“When my mother held the hand of a man dying of AIDS in an East London hospital, no one would have imagined that, just over a quarter of a century later, treatment would exist that could see HIV-positive people live full, healthy, loving lives,” says Prince Harry.

The prince has continued his mother’s work by setting up the charity, Sentebale, in 2006, with Prince Seeiso of Lesotho, to support the mental health and wellbeing of children and young people affected by HIV in southern Africa.

A quarter of a century since his mother’s pioneering work began, thanks to the work of Sentebale and other organisations tackling HIV-related stigma and discrimination, the virus is no longer the death sentence it once was. However, that does not mean the HIV/AIDS community's work is done – far from it. 

 

Complacency threatens progress

 

“We now face a new risk – the risk of complacency,” says Prince Harry.

In the UK, infection rates are still rising in some groups.

“As people with HIV live longer, AIDS is a topic that has drifted from the headlines. And with that drift of attention, we risk a real drift of funding and of action to beat the virus.”

The facts speak for themselves. HIV remains a leading cause of death for adolescents in sub-Saharan Africa and, within the UK, infection rates continue to rise in some groups despite the availability of instant testing and universal access to treatment. The fear of discrimination continues to deter people from testing for HIV and seeking life-saving treatment.

 

Prince Harry, with youth advocate Tlotlo and Professor Peter Piot, Director of LSHTM, in July 2017. Photo © Chris Jackson/Getty

Empowering a new generation

 

If we are to maintain positive momentum and push forward to an AIDS-free future, Sentebale’s co-founding patron, Prince Harry, believes we need to listen much more closely to young people living with HIV.

“What I believe is that we cannot beat HIV without giving young people in every country the voice they deserve. Without education and without empowerment, HIV will win,” he says.

Focussing on physical effects isn't enough; wider social and emotional needs are often overlooked.

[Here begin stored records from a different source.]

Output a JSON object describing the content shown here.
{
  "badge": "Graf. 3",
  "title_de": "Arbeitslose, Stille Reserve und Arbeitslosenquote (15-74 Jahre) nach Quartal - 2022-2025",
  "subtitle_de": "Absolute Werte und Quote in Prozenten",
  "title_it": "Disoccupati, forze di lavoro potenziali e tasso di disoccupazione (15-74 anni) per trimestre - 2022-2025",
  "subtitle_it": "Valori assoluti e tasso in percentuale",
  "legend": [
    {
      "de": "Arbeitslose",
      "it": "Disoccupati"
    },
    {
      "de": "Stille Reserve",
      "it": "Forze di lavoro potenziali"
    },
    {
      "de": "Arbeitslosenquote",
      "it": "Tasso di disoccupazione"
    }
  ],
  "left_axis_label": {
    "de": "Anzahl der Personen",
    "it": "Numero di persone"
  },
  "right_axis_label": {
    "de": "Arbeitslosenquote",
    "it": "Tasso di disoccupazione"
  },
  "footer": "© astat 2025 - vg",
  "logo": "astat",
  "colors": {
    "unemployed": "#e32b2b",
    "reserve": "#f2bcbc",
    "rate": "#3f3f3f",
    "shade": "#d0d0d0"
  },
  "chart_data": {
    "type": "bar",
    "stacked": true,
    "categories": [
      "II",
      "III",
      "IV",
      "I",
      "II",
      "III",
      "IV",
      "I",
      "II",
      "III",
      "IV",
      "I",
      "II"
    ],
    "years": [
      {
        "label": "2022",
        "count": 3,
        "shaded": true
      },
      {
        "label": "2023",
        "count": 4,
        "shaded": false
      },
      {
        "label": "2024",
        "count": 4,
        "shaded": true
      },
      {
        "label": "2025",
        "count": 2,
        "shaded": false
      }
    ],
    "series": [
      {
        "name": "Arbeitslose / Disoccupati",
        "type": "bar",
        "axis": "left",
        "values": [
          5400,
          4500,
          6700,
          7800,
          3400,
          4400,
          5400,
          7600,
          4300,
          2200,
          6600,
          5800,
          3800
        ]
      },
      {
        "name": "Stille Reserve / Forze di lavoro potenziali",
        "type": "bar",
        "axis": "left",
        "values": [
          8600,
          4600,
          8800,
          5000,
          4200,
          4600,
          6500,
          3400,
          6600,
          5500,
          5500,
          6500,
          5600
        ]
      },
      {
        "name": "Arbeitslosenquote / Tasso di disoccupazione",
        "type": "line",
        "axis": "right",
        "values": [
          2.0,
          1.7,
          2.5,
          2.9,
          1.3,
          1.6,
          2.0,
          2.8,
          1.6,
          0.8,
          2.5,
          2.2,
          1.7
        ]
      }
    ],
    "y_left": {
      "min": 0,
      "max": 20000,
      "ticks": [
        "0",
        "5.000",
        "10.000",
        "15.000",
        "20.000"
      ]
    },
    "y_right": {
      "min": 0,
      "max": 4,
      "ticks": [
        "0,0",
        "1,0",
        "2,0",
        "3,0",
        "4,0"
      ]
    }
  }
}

This approach is one the prince has championed through Sentebale. Research shows that young people in southern Africa, who are in need of support for HIV, not only face many barriers in their quest to access care, but that their wider social and emotional needs are often overlooked in the process.

“We knew that just focussing on the physical effects of the disease wasn’t enough. I’ve seen first-hand the amazing progress that has been made in treating the physical and mental effects of HIV,” he explains. “Seeing young people who have so little, yet who work so hard to support their friends and educate their families about HIV, continues to inspire all of us at Sentebale. They are why I care so much about this fight.”

Earlier this year, Sentebale launched ‘Let Youth Lead.’ This is an advocacy programme to give young people in southern Africa, who are affected by HIV, a platform to voice their challenges and engage policymakers to drive positive change in HIV interventions that better support their generation.

 

Prince Harry, with youth advocates at Sentebale's Let Youth Lead Roundtable at the London School of Hygiene and Tropical Medicine. Photo credit: Chris Jackson/Getty images

Ending the epidemic for good

 

As Prince Harry continues the pioneering work his mother began, he wants to galvanise support for young people to break down barriers – such as a lack of youth-friendly health services – that are preventing them from knowing their HIV status and accessing life-saving treatment once and for all. Prince Harry and Sentebale are determined to advance the progress that has been made and to extend vital support and services to the most marginalised youth across southern Africa.

It is time for a new generation of leaders to step forward.

“It is time for a new generation of leaders to step forward,” concludes Prince Harry. “In helping young people fight HIV we would not just be ending this epidemic, we would change the direction of history for an entire generation.”

 


This commentary is taken from past engagements Prince Harry has undertaken with Sentebale. This is not new or exclusive content.